I think if you just drop this all together , the guilt you will feel at not keeping a promise will begin to weigh more than the pain of the loss. Over time, sometimes longer times than other depending on your loss, you heal. The key word is heal. Not forget. You will never forget and there will be times when you're in the middle of something and loss hits you new all over again months and years later.
Allow yourself to mourn as much as you need to as long as it don't stop you from living and doing. I believe those that have died can continuing living vicariously through their loved ones and friends. When that happens you think about them, or smell something that remind you of them. When my granny visits me I smell food when none is cooking and it gives me that feeling of going to her house for Sunday dinner. Warm and fuzzy.
We're here if you just need to talk. The one thing you can be sure of is you aren't alone in your loss because we all have experienced loss.
A few months ago, during a time when he was pushing for more than friendship, I promised him that I would base one of my romantic heroes on him.
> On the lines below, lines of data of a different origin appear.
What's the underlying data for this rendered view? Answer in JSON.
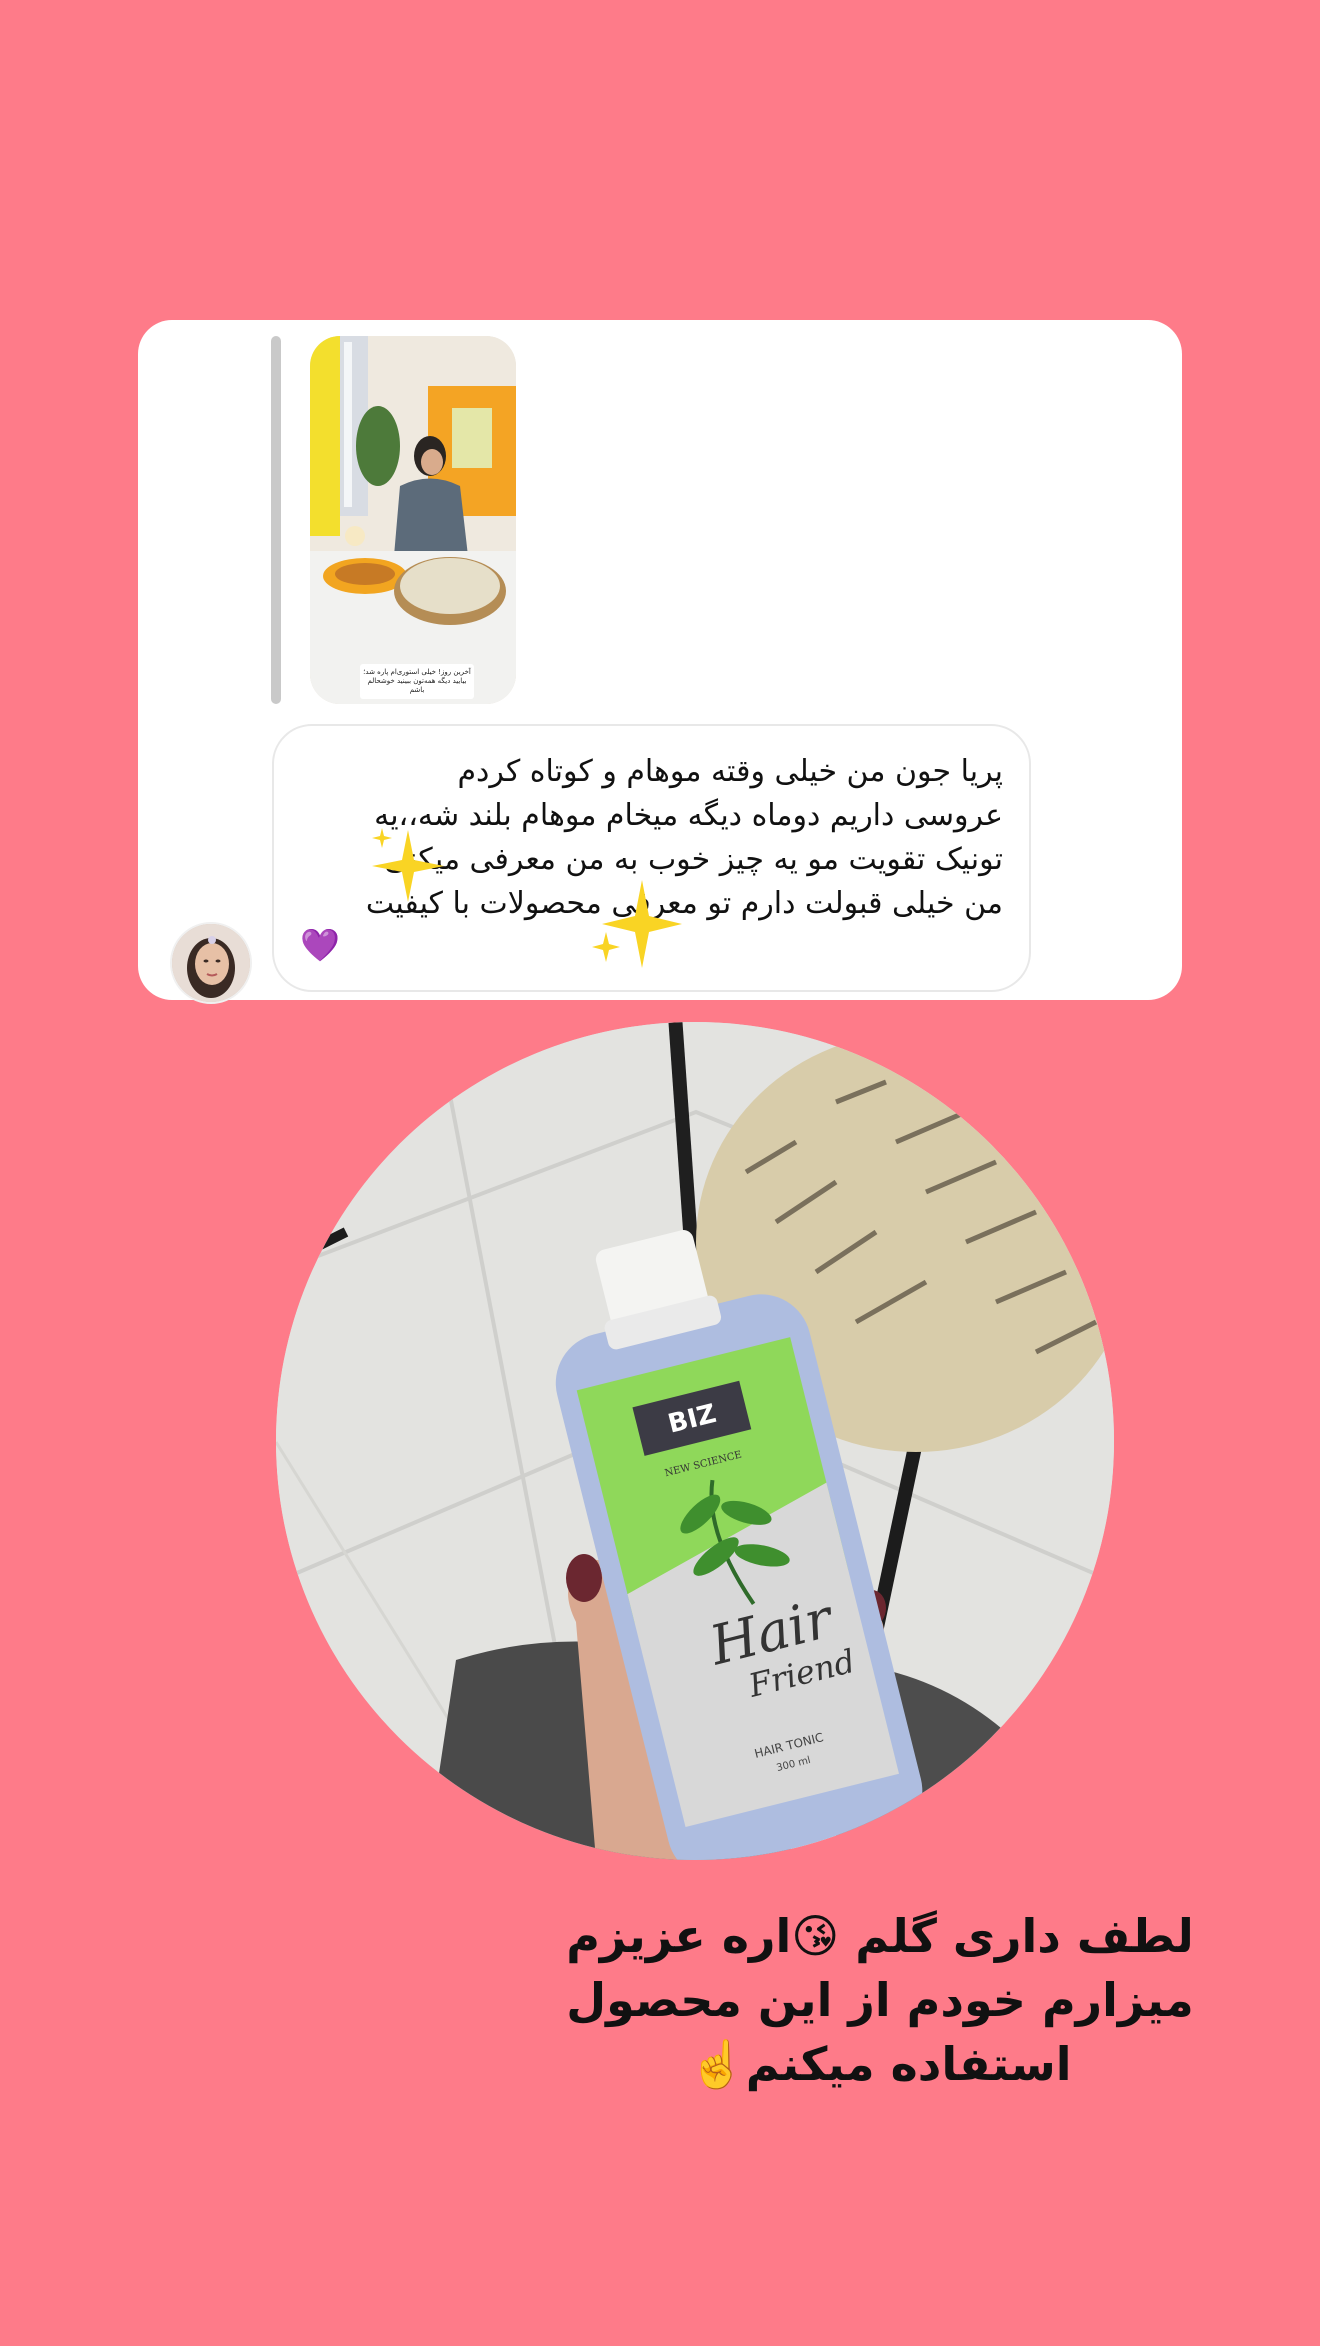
{
  "story_reply": {
    "story_caption": "آخرین روز! خیلی استوری‌ام پاره شد؛ بیایید دیگه همه‌تون ببینید خوشحالم باشم",
    "message_lines": [
      "پریا جون من  خیلی وقته موهام و کوتاه کردم",
      "عروسی داریم دوماه دیگه میخام موهام بلند شه،،یه",
      "تونیک تقویت مو یه چیز خوب به من معرفی میکنی",
      "من خیلی قبولت دارم تو معرفی محصولات با کیفیت"
    ],
    "heart_emoji": "💜",
    "sparkle_emoji": "✨"
  },
  "product": {
    "brand": "BIZ",
    "tagline": "NEW SCIENCE",
    "name_line1": "Hair",
    "name_line2": "Friend",
    "type": "HAIR TONIC",
    "volume": "300 ml"
  },
  "answer": {
    "line1": "لطف داری گلم 😘اره عزیزم",
    "line2": "میزارم خودم از این محصول",
    "line3": "استفاده میکنم☝️"
  },
  "colors": {
    "background": "#fe7b89",
    "card": "#ffffff",
    "bottle_label_green": "#8fd85a"
  }
}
This was a promise that I took very seriously, and I have already started working on a novel starring him as the male protagonist... Now that he has passed (tragically, suddenly, unexpectedly), I'm not sure if I can continue, or even if I should. I am so heartbroken, and I don't wish to do anything insensitive to his family.
The promise that I made directly to him weighs heavily on me. He was a very dear and special person in my life...way more than just a muse.
What should I do?
I will be as open and honest as I can if anyone wants more details on this.